Here is a summary of approaches to RPL artifact compression. There are two approaches under consideration:
The current NHC proposal only addresses the RPI artifact (RFC6553). The new minimum requirement is compression for both RPI and RH3 (RFC6554) artifacts. This would require augmentation of the current proposal (which has been given the name "NHC++")
The perceived arguments for the NHC-based approach are:
- More in line with the current method of header compression
The perceived arguments against the NHC-based approach are:
- Doesn't improve flexibility in placement of routing extension headers, complicating the effort involved in fragment routing.
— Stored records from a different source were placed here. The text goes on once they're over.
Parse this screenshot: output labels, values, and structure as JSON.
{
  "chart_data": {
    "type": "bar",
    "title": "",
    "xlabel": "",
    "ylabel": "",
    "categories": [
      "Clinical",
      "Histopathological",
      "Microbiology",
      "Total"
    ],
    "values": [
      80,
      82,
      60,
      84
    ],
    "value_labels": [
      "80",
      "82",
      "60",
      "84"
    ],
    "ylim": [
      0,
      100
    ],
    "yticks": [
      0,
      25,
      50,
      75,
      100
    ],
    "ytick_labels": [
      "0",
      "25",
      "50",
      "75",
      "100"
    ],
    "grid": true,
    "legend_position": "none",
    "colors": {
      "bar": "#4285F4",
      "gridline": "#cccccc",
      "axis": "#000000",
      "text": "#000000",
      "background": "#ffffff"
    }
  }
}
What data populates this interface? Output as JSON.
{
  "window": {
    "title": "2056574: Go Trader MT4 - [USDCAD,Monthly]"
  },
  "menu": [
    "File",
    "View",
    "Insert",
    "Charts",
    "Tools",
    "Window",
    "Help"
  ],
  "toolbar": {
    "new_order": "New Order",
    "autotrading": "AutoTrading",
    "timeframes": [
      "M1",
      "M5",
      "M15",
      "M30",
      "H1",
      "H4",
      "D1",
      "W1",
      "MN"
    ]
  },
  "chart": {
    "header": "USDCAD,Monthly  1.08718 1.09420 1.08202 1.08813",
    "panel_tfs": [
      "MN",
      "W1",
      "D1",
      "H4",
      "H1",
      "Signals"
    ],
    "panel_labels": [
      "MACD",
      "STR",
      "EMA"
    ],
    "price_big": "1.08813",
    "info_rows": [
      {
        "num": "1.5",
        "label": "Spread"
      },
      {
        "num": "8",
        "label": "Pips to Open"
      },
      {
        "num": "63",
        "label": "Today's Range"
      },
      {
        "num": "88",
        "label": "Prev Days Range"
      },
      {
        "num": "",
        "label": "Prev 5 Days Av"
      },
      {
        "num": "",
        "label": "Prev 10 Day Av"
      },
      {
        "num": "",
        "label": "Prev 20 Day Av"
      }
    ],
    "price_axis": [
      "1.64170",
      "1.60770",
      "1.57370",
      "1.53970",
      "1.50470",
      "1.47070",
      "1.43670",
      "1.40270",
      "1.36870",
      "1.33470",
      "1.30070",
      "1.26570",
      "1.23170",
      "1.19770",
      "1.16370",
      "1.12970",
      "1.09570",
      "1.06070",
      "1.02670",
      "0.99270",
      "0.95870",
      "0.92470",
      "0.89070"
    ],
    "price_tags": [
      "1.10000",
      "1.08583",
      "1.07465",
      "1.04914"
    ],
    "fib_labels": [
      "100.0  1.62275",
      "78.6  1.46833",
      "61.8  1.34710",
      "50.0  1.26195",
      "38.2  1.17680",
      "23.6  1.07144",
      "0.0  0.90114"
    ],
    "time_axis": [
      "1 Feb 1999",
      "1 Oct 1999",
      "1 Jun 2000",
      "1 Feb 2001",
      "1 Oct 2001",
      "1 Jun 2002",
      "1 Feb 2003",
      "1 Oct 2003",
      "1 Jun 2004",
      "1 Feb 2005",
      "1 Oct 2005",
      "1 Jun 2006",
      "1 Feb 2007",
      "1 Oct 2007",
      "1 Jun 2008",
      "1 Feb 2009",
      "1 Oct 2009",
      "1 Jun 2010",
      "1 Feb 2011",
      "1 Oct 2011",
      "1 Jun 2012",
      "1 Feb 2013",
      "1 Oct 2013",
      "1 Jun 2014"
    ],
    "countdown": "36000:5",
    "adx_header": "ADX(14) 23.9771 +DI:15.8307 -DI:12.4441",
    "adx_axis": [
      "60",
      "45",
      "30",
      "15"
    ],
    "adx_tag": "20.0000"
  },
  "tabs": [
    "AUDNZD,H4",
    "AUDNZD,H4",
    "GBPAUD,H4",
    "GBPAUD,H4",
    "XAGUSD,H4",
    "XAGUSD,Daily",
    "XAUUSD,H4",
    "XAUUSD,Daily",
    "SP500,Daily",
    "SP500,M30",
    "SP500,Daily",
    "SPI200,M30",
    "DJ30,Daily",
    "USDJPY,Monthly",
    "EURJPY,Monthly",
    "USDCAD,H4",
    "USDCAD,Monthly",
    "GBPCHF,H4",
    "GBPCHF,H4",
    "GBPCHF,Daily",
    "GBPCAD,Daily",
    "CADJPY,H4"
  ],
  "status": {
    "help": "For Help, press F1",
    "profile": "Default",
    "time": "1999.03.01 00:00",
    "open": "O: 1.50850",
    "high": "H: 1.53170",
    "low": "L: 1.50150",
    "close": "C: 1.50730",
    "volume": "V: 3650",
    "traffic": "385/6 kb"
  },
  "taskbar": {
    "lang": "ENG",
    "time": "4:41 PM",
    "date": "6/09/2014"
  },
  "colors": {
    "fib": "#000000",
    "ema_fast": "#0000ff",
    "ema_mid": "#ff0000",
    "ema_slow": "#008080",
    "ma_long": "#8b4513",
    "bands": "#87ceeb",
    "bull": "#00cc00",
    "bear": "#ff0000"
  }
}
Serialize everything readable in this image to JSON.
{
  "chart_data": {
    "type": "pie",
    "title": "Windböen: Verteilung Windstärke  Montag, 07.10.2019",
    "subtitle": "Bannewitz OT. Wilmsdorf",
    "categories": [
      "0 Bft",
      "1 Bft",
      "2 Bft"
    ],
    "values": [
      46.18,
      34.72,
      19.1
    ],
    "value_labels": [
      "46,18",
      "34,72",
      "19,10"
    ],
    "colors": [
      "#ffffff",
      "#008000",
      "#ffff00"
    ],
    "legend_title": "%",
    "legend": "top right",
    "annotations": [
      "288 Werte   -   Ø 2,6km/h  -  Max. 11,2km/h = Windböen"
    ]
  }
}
- The NHC "greedy" approach only addresses RPI so is not acceptable for the minimum requirement
- The NHC "efficient" approach is highly tailored for RPI and would need to be reconsidered for RH3 and the approach may not end up being applicable
- The NHC "conservative" approach is therefore probably the only acceptable approach and could be resolved by using the two EID codes (5 and 6) for RPI and RH3 respectively. However this exhausts the currently allocated NHC space.
- Alternatives are:
- Use an escape mechanism (EID = 5 is an escape code)
- This is less efficient than the conservative approach
- Use another code for a different set of NHC (e.g.
- This is the same efficiency as the conservative approach, greedier on the NHC space and does provide some flexibility
The perceived arguments for the dispatch-based approach are:
- More flexibility in placement of routing headers e.g. can be placed before fragment dispatch to allow fragment routing
The perceived arguments against the dispatch-based approach are:
- Placing routing extension headers before the IP header, and using them for fragment routing (for example), makes them appear like they are a sub-IP layer when they are not supposed to be.
- The current dispatch approach is greedy and uses already allocated space (6lowpan mesh header). We could solicit opinion as to whether this is acceptable but the general consensus seems to be that it is not acceptable.
- Alternatives are:
- Avoid using the most likely mesh dispatch code combination, i.e. that of 16-bit O and F addresses. This affects only the elective format and halves the maximum option size. However, this is still reappropriating a code.
- Use an escape/switch code and a subsequent dispatch code from a new "page" of dispatch codes. This is much less greedy as it only uses one existing dispatch code (either ESC or another reserved code) but adds an extra byte to every message
- Another alternative is to choose alternative dispatch codes from the reserved space e.g.
0b1111xxxx for critical/elective. This will half the maximum length of the elective format and will also require reworking of the subsequent headers in the critical format as, in the example given, there are only 4 subsequent bits instead of 5 originally and it is not possible to find a code which allows 5 subsequent bits due to the way FRAG1 and FRAGN codes split the space up.